The issues between the Lodge and the association came into play since the Lodge filed two conditional use permits last fall. Kopecky had suggested both parties work out an agreement.

This may address some longstanding issues. “Basically, a lot of it is we’d just like to have control,” Williams said in a March 16 telephone interview. “As it is now, the road, the sewer, the street lights, that’s all a separate corporation owned and controlled by Anvan.”

Williams said there has been litigation between both sides which dates back 15 years ago. He said they have been in a “major dispute” over how much the association owes the Lodge in water and sewer fees, and the condition of Red Chimney Road has been another point of contention.

As for the proposal itself, in a March 14 interview, Hansen said the facility site originally was marked for hotel units back in the heyday of the economy.

“We hit 2006 and 2007, they did the first phase of that, the remodeling of rooms, but when they wanted to go into the second phase, the market wasn’t there,” Hansen said.

That phase now is the site of the proposed three-story adult living facility, a proposal which calls for 160 units — 100 for independent living residents, 60 for assisted living.

The development was touted as offering “luxurious senior living with no large buy-in fees,” according to the conditional use permit request to allow the project.
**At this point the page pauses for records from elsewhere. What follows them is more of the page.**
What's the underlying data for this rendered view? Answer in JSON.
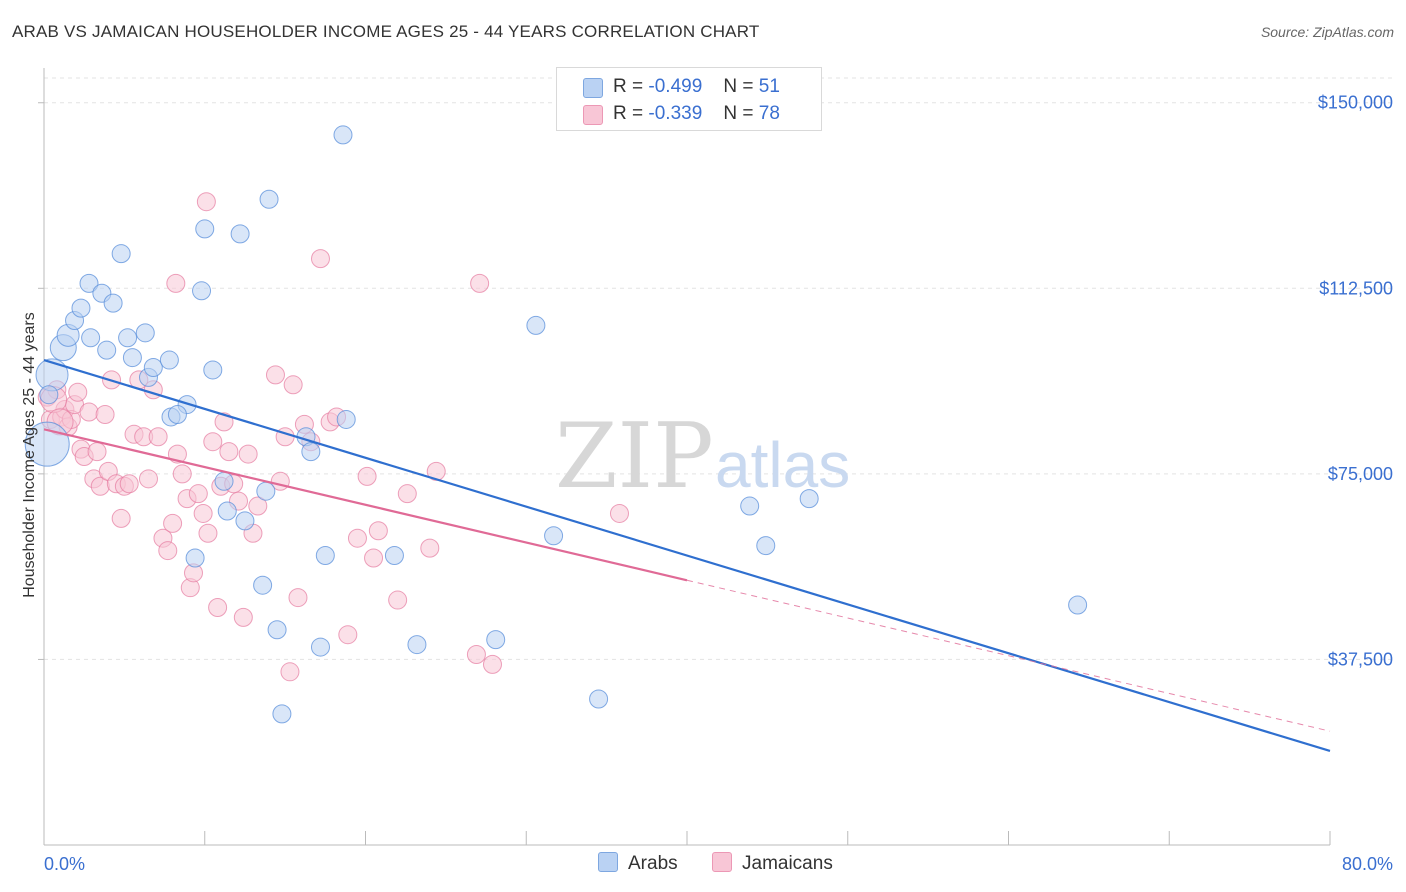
{
  "header": {
    "title": "ARAB VS JAMAICAN HOUSEHOLDER INCOME AGES 25 - 44 YEARS CORRELATION CHART",
    "source": "Source: ZipAtlas.com"
  },
  "watermark": {
    "zip": "ZIP",
    "atlas": "atlas"
  },
  "legend": {
    "rows": [
      {
        "r_label": "R =",
        "r_value": "-0.499",
        "n_label": "N =",
        "n_value": "51",
        "color": "#a9c6ef"
      },
      {
        "r_label": "R =",
        "r_value": "-0.339",
        "n_label": "N =",
        "n_value": "78",
        "color": "#f6b8cb"
      }
    ]
  },
  "bottom_legend": {
    "arabs": "Arabs",
    "jamaicans": "Jamaicans"
  },
  "chart_data": {
    "type": "scatter",
    "xlabel": "",
    "ylabel": "Householder Income Ages 25 - 44 years",
    "xlim": [
      0,
      80
    ],
    "ylim": [
      0,
      155000
    ],
    "x_tick_labels": [
      "0.0%",
      "80.0%"
    ],
    "y_ticks": [
      37500,
      75000,
      112500,
      150000
    ],
    "y_tick_labels": [
      "$37,500",
      "$75,000",
      "$112,500",
      "$150,000"
    ],
    "grid": true,
    "colors": {
      "arabs": "#5a8fdb",
      "arabs_fill": "#bad2f3",
      "jamaicans": "#e67aa0",
      "jamaicans_fill": "#f8c6d6",
      "trend_arabs": "#2f6fcf",
      "trend_jamaicans": "#e06a96",
      "tick_label": "#3a6fd0"
    },
    "series": [
      {
        "name": "Arabs",
        "points": [
          [
            0.2,
            81000
          ],
          [
            0.5,
            95000
          ],
          [
            1.2,
            100500
          ],
          [
            1.5,
            103000
          ],
          [
            1.9,
            106000
          ],
          [
            2.3,
            108500
          ],
          [
            2.8,
            113500
          ],
          [
            2.9,
            102500
          ],
          [
            3.6,
            111500
          ],
          [
            3.9,
            100000
          ],
          [
            4.3,
            109500
          ],
          [
            4.8,
            119500
          ],
          [
            5.2,
            102500
          ],
          [
            5.5,
            98500
          ],
          [
            6.3,
            103500
          ],
          [
            6.5,
            94500
          ],
          [
            6.8,
            96500
          ],
          [
            7.8,
            98000
          ],
          [
            7.9,
            86500
          ],
          [
            8.9,
            89000
          ],
          [
            9.4,
            58000
          ],
          [
            9.8,
            112000
          ],
          [
            10.0,
            124500
          ],
          [
            10.5,
            96000
          ],
          [
            11.2,
            73500
          ],
          [
            11.4,
            67500
          ],
          [
            12.2,
            123500
          ],
          [
            12.5,
            65500
          ],
          [
            13.6,
            52500
          ],
          [
            13.8,
            71500
          ],
          [
            14.0,
            130500
          ],
          [
            14.5,
            43500
          ],
          [
            14.8,
            26500
          ],
          [
            16.3,
            82500
          ],
          [
            16.6,
            79500
          ],
          [
            17.2,
            40000
          ],
          [
            17.5,
            58500
          ],
          [
            18.6,
            143500
          ],
          [
            18.8,
            86000
          ],
          [
            21.8,
            58500
          ],
          [
            23.2,
            40500
          ],
          [
            28.1,
            41500
          ],
          [
            30.6,
            105000
          ],
          [
            31.7,
            62500
          ],
          [
            34.5,
            29500
          ],
          [
            43.9,
            68500
          ],
          [
            44.9,
            60500
          ],
          [
            47.6,
            70000
          ],
          [
            64.3,
            48500
          ],
          [
            0.3,
            91000
          ],
          [
            8.3,
            87000
          ]
        ]
      },
      {
        "name": "Jamaicans",
        "points": [
          [
            0.2,
            90500
          ],
          [
            0.4,
            86000
          ],
          [
            0.8,
            92000
          ],
          [
            1.1,
            86500
          ],
          [
            1.3,
            88000
          ],
          [
            1.5,
            84500
          ],
          [
            1.7,
            86000
          ],
          [
            1.9,
            89000
          ],
          [
            2.1,
            91500
          ],
          [
            2.3,
            80000
          ],
          [
            2.5,
            78500
          ],
          [
            2.8,
            87500
          ],
          [
            3.1,
            74000
          ],
          [
            3.3,
            79500
          ],
          [
            3.5,
            72500
          ],
          [
            3.8,
            87000
          ],
          [
            4.0,
            75500
          ],
          [
            4.2,
            94000
          ],
          [
            4.5,
            73000
          ],
          [
            4.8,
            66000
          ],
          [
            5.0,
            72500
          ],
          [
            5.3,
            73000
          ],
          [
            5.6,
            83000
          ],
          [
            5.9,
            94000
          ],
          [
            6.2,
            82500
          ],
          [
            6.5,
            74000
          ],
          [
            6.8,
            92000
          ],
          [
            7.1,
            82500
          ],
          [
            7.4,
            62000
          ],
          [
            7.7,
            59500
          ],
          [
            8.0,
            65000
          ],
          [
            8.3,
            79000
          ],
          [
            8.6,
            75000
          ],
          [
            8.9,
            70000
          ],
          [
            9.1,
            52000
          ],
          [
            9.3,
            55000
          ],
          [
            9.6,
            71000
          ],
          [
            9.9,
            67000
          ],
          [
            10.2,
            63000
          ],
          [
            10.5,
            81500
          ],
          [
            10.8,
            48000
          ],
          [
            11.0,
            72500
          ],
          [
            11.2,
            85500
          ],
          [
            11.5,
            79500
          ],
          [
            11.8,
            73000
          ],
          [
            12.1,
            69500
          ],
          [
            12.4,
            46000
          ],
          [
            12.7,
            79000
          ],
          [
            13.0,
            63000
          ],
          [
            13.3,
            68500
          ],
          [
            14.4,
            95000
          ],
          [
            14.7,
            73500
          ],
          [
            15.0,
            82500
          ],
          [
            15.3,
            35000
          ],
          [
            15.5,
            93000
          ],
          [
            15.8,
            50000
          ],
          [
            16.2,
            85000
          ],
          [
            16.6,
            81500
          ],
          [
            17.2,
            118500
          ],
          [
            17.8,
            85500
          ],
          [
            18.2,
            86500
          ],
          [
            18.9,
            42500
          ],
          [
            19.5,
            62000
          ],
          [
            20.1,
            74500
          ],
          [
            20.5,
            58000
          ],
          [
            20.8,
            63500
          ],
          [
            22.0,
            49500
          ],
          [
            22.6,
            71000
          ],
          [
            24.0,
            60000
          ],
          [
            24.4,
            75500
          ],
          [
            26.9,
            38500
          ],
          [
            27.1,
            113500
          ],
          [
            27.9,
            36500
          ],
          [
            35.8,
            67000
          ],
          [
            10.1,
            130000
          ],
          [
            8.2,
            113500
          ],
          [
            0.6,
            90000
          ],
          [
            1.0,
            85500
          ]
        ]
      }
    ],
    "trend_lines": [
      {
        "series": "Arabs",
        "from": [
          0,
          98000
        ],
        "to": [
          80,
          19000
        ]
      },
      {
        "series": "Jamaicans",
        "from": [
          0,
          84000
        ],
        "to": [
          40,
          53500
        ],
        "dashed_to": [
          80,
          23000
        ]
      }
    ]
  }
}
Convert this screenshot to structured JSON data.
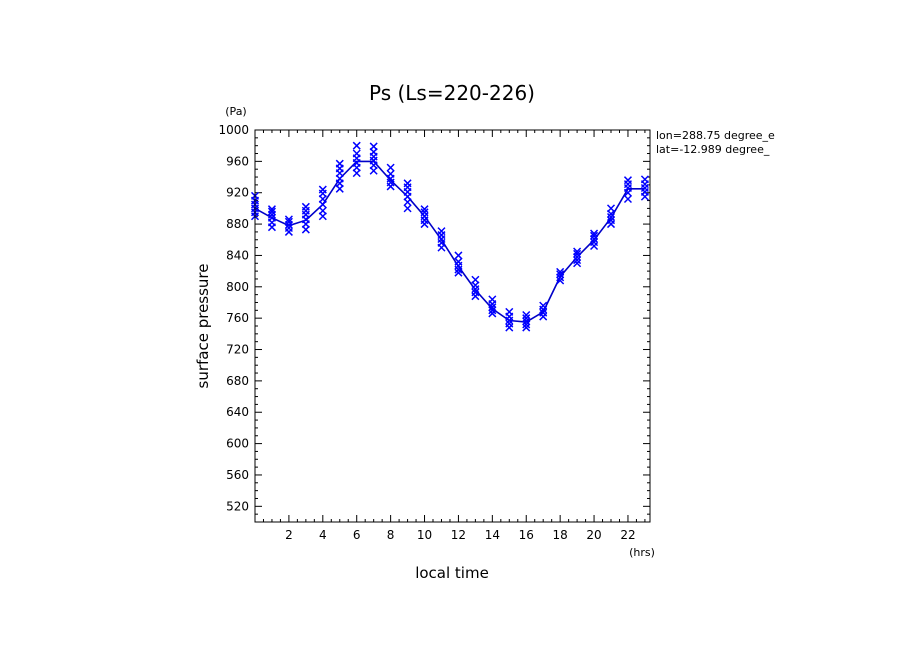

The request also states there will be “resort-style amenities such as indoor and outdoor spas and restaurant dining.” Plans also call for the construction of a water tower to accommodate the projected increased use of the utility system.

If approved, according to the permit request for the facility, the project could create 62 jobs — including 22 in health care. Prospective residents would be ages 55 and older and have an annual income of more than $35,000.

Hansen said the façade would blend in with that of existing structures on the site. He said considering the time it would take to bid out the project, it could be more than one year before completion.

“They did want to start this year,” Hansen said.

On the other hand, although Williams said the association hasn’t taken an official stance on the proposal, he has received “probably 50 to 100 e-mails” from those for or against it.

Kopecky had expressed a willingness to please both sides of this issue.

On March 19, he stated the town is “eager to have the Lodge remain as a viable member of our local business community” and “respects the rights and concerns of the condo property owners.”